La docencia es una profesión que se ejerce más de las veces con pasión y a cambio de magras recompensas materiales, sin embargo lo noble de su naturaleza social nos empujar a ejercerla con cariño y pasión, más allá incluso de los límites.
Enseñar no era una prioridad para mí cuando egresé de una universidad pública haca más de dos décadas. Yo quería ser escritor o periodista, sin embargo mi primer trabajo fue de profesor en una academia pre-universitaria.
Enseñé, sin mucha convicción y temor, razonamiento verbal a chicos del colegio y a postulantes a universidades capaces de todo, menos de aprender el significado de las palabras. Pero eso a mí no me importaba en lo más mínimo. Lo que yo quería era agenciarme de algún dinero para sobrevivir.
Muy pronto descubrí que la enseñanza era un espacio que me gustaba y que sí yo ponía más cariño y empeño me iría mejor, aunque no ganara lo suficiente. Gracias también a ese trabajo descubrí, en carme propia, el drama de ser un profesor en un país con políticas educativas nulas o mediocres.
Tras mi paso por la academia entré a trabajar a una escuela de teatro, lugar donde hallé, ante mi asombro, estudiantes de más edad, aunque con menos maduros que los adolescentes de la academia. Con ellos tuve una mala experiencia: se quejaron ante la dirección porque los hacía leer y escribir mucho. Quizás tenían razón y yo no sabía dosificar el objetivo que perseguía: desarrollar su gusto por la lectura.

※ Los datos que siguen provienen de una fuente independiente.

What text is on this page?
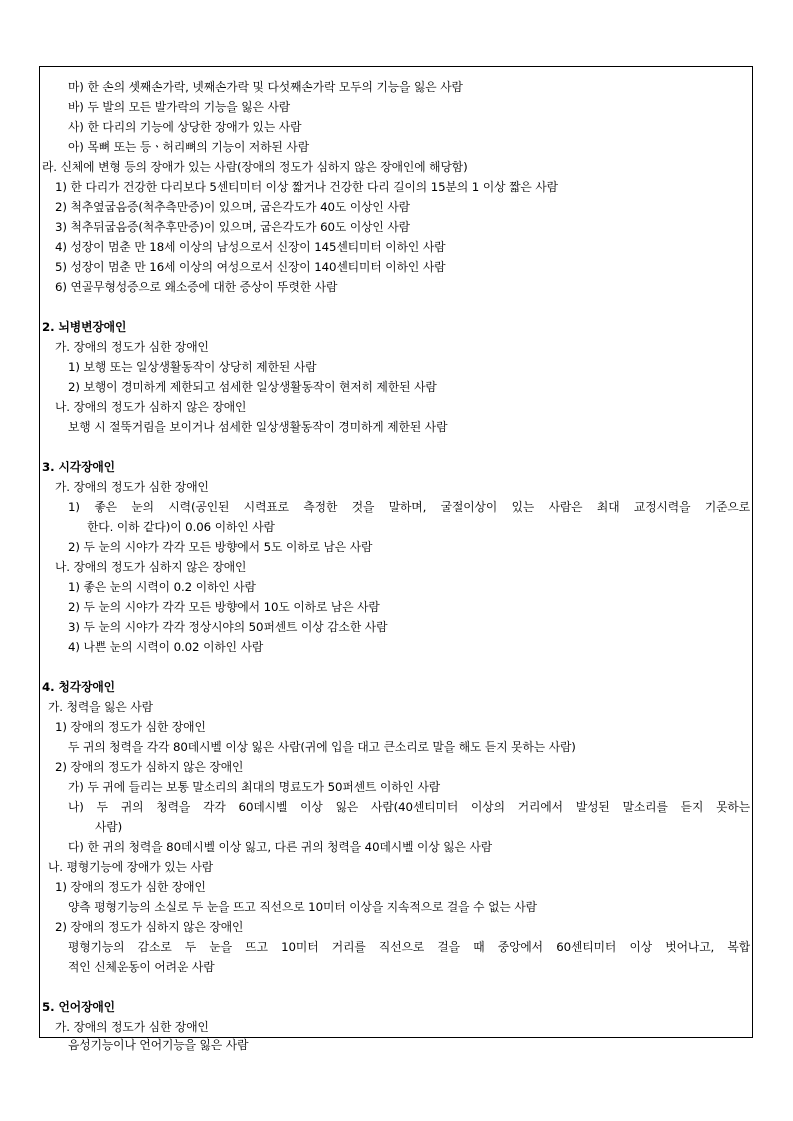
마) 한 손의 셋째손가락, 넷째손가락 및 다섯째손가락 모두의 기능을 잃은 사람
바) 두 발의 모든 발가락의 기능을 잃은 사람
사) 한 다리의 기능에 상당한 장애가 있는 사람
아) 목뼈 또는 등ㆍ허리뼈의 기능이 저하된 사람
라. 신체에 변형 등의 장애가 있는 사람(장애의 정도가 심하지 않은 장애인에 해당함)
1) 한 다리가 건강한 다리보다 5센티미터 이상 짧거나 건강한 다리 길이의 15분의 1 이상 짧은 사람
2) 척추옆굽음증(척추측만증)이 있으며, 굽은각도가 40도 이상인 사람
3) 척추뒤굽음증(척추후만증)이 있으며, 굽은각도가 60도 이상인 사람
4) 성장이 멈춘 만 18세 이상의 남성으로서 신장이 145센티미터 이하인 사람
5) 성장이 멈춘 만 16세 이상의 여성으로서 신장이 140센티미터 이하인 사람
6) 연골무형성증으로 왜소증에 대한 증상이 뚜렷한 사람
2. 뇌병변장애인
가. 장애의 정도가 심한 장애인
1) 보행 또는 일상생활동작이 상당히 제한된 사람
2) 보행이 경미하게 제한되고 섬세한 일상생활동작이 현저히 제한된 사람
나. 장애의 정도가 심하지 않은 장애인
보행 시 절뚝거림을 보이거나 섬세한 일상생활동작이 경미하게 제한된 사람
3. 시각장애인
가. 장애의 정도가 심한 장애인
1) 좋은 눈의 시력(공인된 시력표로 측정한 것을 말하며, 굴절이상이 있는 사람은 최대 교정시력을 기준으로
한다. 이하 같다)이 0.06 이하인 사람
2) 두 눈의 시야가 각각 모든 방향에서 5도 이하로 남은 사람
나. 장애의 정도가 심하지 않은 장애인
1) 좋은 눈의 시력이 0.2 이하인 사람
2) 두 눈의 시야가 각각 모든 방향에서 10도 이하로 남은 사람
3) 두 눈의 시야가 각각 정상시야의 50퍼센트 이상 감소한 사람
4) 나쁜 눈의 시력이 0.02 이하인 사람
4. 청각장애인
가. 청력을 잃은 사람
1) 장애의 정도가 심한 장애인
두 귀의 청력을 각각 80데시벨 이상 잃은 사람(귀에 입을 대고 큰소리로 말을 해도 듣지 못하는 사람)
2) 장애의 정도가 심하지 않은 장애인
가) 두 귀에 들리는 보통 말소리의 최대의 명료도가 50퍼센트 이하인 사람
나) 두 귀의 청력을 각각 60데시벨 이상 잃은 사람(40센티미터 이상의 거리에서 발성된 말소리를 듣지 못하는
사람)
다) 한 귀의 청력을 80데시벨 이상 잃고, 다른 귀의 청력을 40데시벨 이상 잃은 사람
나. 평형기능에 장애가 있는 사람
1) 장애의 정도가 심한 장애인
양측 평형기능의 소실로 두 눈을 뜨고 직선으로 10미터 이상을 지속적으로 걸을 수 없는 사람
2) 장애의 정도가 심하지 않은 장애인
평형기능의 감소로 두 눈을 뜨고 10미터 거리를 직선으로 걸을 때 중앙에서 60센티미터 이상 벗어나고, 복합
적인 신체운동이 어려운 사람
5. 언어장애인
가. 장애의 정도가 심한 장애인
음성기능이나 언어기능을 잃은 사람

Antes de esas primeras experiencias yo había sido asistente en cursos de Derecho, pero no había podido desarrollar un vínculo afectivo con la docencia, lo cual si logré, felizmente, con el tercer empleo formal que tuve: la enseñanza en una universidad privada, donde tampoco faltaban los estudiantes que se quejaban porque el profesor los obliga a leer libros de más cien páginas.
De súbito, la docencia dejó de ser para mí un empleo alimentista para convertirse en una pasión con sus altos y bajos. Me volví un profesor de periodismo sin saber a ciencia cierta cómo. Los rudimentos venían conmigo, pero yo nunca confié en que pudieran servirme para sobrellevar una aventura que ya lleva más tiempo del que proyecté en un principio. Claro que con el tiempo he procurado enriquecer mi labor académica, que, como todos saben, implica inversión de tiempo y dinero.
Han pasado los años, sigo enseñando, aunque confieso que hay algo que me impide ser todo lo natural que quisiera con la docencia. He tratado de establecer las causas y no he dado todavía con ellas. Esto ocurre porque tal vez porque enseñar no es un profesión, sino una manera de ayudar a salvar el pellejo a los demás; tal vez porque las pobres condiciones en las que se ejerce se han convertido en una mancha que ensucia las buenas intenciones de ser un mejor profesional; o quizás porque cuesta admitir que enseñar es una forma de autoengaño, de falsa consolación, de error inducido, pues lo que queremos en realidad es cambiar el mundo, que nuestros estudiantes lean más, escriban mejor y sean ciudadanos de un país más justo. Lo que quiero decir es que cuando uno enseña tiene le espalda cargada por un bulto muy pesado y trata de sacárselo de encima con furor sin obtener del todo resultados positivos. O quizás no, quizás el cariño de los alumnos vale la pena; quizás la docencia, como dice Steiner, sea un oficio tan noble por el que deberíamos más bien pagar en lugar de esperar lo contrario.